In response to customers' requests, the company is "re-engineering" many of its internal operations and streamlining its business to increase efficiency.

"Improving customer service is the driving force behind these changes," Gary Ames, U S West Communications president and chief executive officer, said in the release. "Sadly, it also will involve the phaseout of 9,000 jobs, over the next three years. This is a side effect of competition that's very painful to all of us."

To serve its customers better, U S West Communications will invest in new technology and rework may of its internal operations. That reworking will entail shifting work from 560 small offices scattered throughout 14 states to 26 new centers, Leach said.

The customer service improvement plan will account for $610 million of the $3.8 billion after tax impact on third-quarter earnings. The accounting changes will represent $3.2 billion.

"We are trying to make our books look more like our competitors," Leach said.

The Financial Accounting Standards Board sets accounting rules for all publicly traded companies. Regulated companies, like U S West Communications, and unregulated companies follow different provisions of Generally Accepted Accounting Principles.

Regulated companies that qualify follow GAAP provisions contained in Financial Accounting Standard 71.

However, as technology advances and competition increases, those standards are no longer appropriate for U S West, Leach said. For instance, US West Communications is required to carry on its books the cost of depreciating digital switches over 18 years. But with the accounting changes announced Friday, the company will reflect "shorter, more market-based depreciation" on its financial books and the depreciation time for those digital switches will be trimmed to 10 years.

In secondary trading, spreads on high-grade issues ended unchanged. High-yield issues were slightly firmer, but activity was thin owing to observance of the Jewish New Year.

PMI Acquisition Corp., which will be merged with Purina Mills Inc. issued $200 million of 10.25% senior subordinated notes due 2003 at par. The notes are callable after five years at 104.556. The company can call 35% of the offering at 110 in the first three years if it completes an initial public offering. Moody's Investors Service rates the offering B2, while Standard & Poor's rates it B. Kidder, Peabody & Co. was the lead manager for the offering.

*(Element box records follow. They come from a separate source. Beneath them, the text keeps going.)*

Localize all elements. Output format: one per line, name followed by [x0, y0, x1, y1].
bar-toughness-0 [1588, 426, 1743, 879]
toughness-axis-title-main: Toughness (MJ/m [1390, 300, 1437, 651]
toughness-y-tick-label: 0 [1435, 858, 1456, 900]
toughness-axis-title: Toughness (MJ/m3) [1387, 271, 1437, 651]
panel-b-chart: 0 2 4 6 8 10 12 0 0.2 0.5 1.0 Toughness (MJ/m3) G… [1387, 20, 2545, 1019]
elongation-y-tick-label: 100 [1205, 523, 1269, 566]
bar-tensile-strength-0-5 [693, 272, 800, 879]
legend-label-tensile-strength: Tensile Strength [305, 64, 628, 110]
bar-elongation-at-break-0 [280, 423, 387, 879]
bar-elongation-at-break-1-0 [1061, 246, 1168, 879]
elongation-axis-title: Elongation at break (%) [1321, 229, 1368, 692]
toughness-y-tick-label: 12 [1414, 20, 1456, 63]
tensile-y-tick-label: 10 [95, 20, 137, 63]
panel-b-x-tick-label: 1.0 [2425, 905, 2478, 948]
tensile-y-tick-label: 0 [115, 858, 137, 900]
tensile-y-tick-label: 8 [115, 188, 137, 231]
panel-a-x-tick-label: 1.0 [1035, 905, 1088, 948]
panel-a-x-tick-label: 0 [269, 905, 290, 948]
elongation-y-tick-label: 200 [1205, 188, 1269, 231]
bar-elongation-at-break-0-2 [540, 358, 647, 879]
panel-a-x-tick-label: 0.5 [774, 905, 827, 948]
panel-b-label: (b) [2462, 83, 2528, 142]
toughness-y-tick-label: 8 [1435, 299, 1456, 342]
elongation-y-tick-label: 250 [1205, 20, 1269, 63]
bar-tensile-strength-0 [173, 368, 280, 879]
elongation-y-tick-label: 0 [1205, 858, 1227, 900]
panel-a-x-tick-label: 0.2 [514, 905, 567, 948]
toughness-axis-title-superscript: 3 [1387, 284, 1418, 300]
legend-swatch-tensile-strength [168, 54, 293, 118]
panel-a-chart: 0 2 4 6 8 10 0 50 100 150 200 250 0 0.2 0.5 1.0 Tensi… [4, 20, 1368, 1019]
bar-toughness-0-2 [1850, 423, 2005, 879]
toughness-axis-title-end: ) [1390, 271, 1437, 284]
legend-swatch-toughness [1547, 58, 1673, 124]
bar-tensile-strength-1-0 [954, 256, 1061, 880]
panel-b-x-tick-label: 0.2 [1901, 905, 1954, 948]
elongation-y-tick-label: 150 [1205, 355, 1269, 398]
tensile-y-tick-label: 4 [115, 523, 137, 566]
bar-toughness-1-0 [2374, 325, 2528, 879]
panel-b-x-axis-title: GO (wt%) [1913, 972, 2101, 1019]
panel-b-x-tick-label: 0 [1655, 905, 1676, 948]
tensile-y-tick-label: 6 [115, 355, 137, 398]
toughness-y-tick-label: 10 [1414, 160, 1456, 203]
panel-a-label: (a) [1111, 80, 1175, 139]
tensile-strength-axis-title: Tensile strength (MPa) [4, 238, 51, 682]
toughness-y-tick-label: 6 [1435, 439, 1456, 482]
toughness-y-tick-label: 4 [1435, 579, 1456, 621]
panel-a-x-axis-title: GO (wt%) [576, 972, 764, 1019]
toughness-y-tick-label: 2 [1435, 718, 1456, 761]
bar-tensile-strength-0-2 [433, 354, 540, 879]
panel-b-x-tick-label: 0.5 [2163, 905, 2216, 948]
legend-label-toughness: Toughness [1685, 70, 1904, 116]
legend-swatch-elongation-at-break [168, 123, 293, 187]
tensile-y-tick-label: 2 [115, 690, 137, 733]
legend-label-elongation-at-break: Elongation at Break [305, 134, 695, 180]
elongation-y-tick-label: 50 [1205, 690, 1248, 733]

Federal National Mortgage Association issued $200 million of 4.55% step-up medium-term notes due 1998 at par. The notes were priced to yield 32 basis points more than when-issued five-year Treasuries. They are noncallable for two years, after which the coupon steps up to 5.55%. Lehman Brothers managed the offering.

Federal Home Loan Mortgage Corp. issued $150 million of 4.26% debentures due 1996 at par. Noncallable for a year, the debentures were priced to yield 12 basis points more than comparable Treasuries. Morgan Stanley & Co. managed the offering.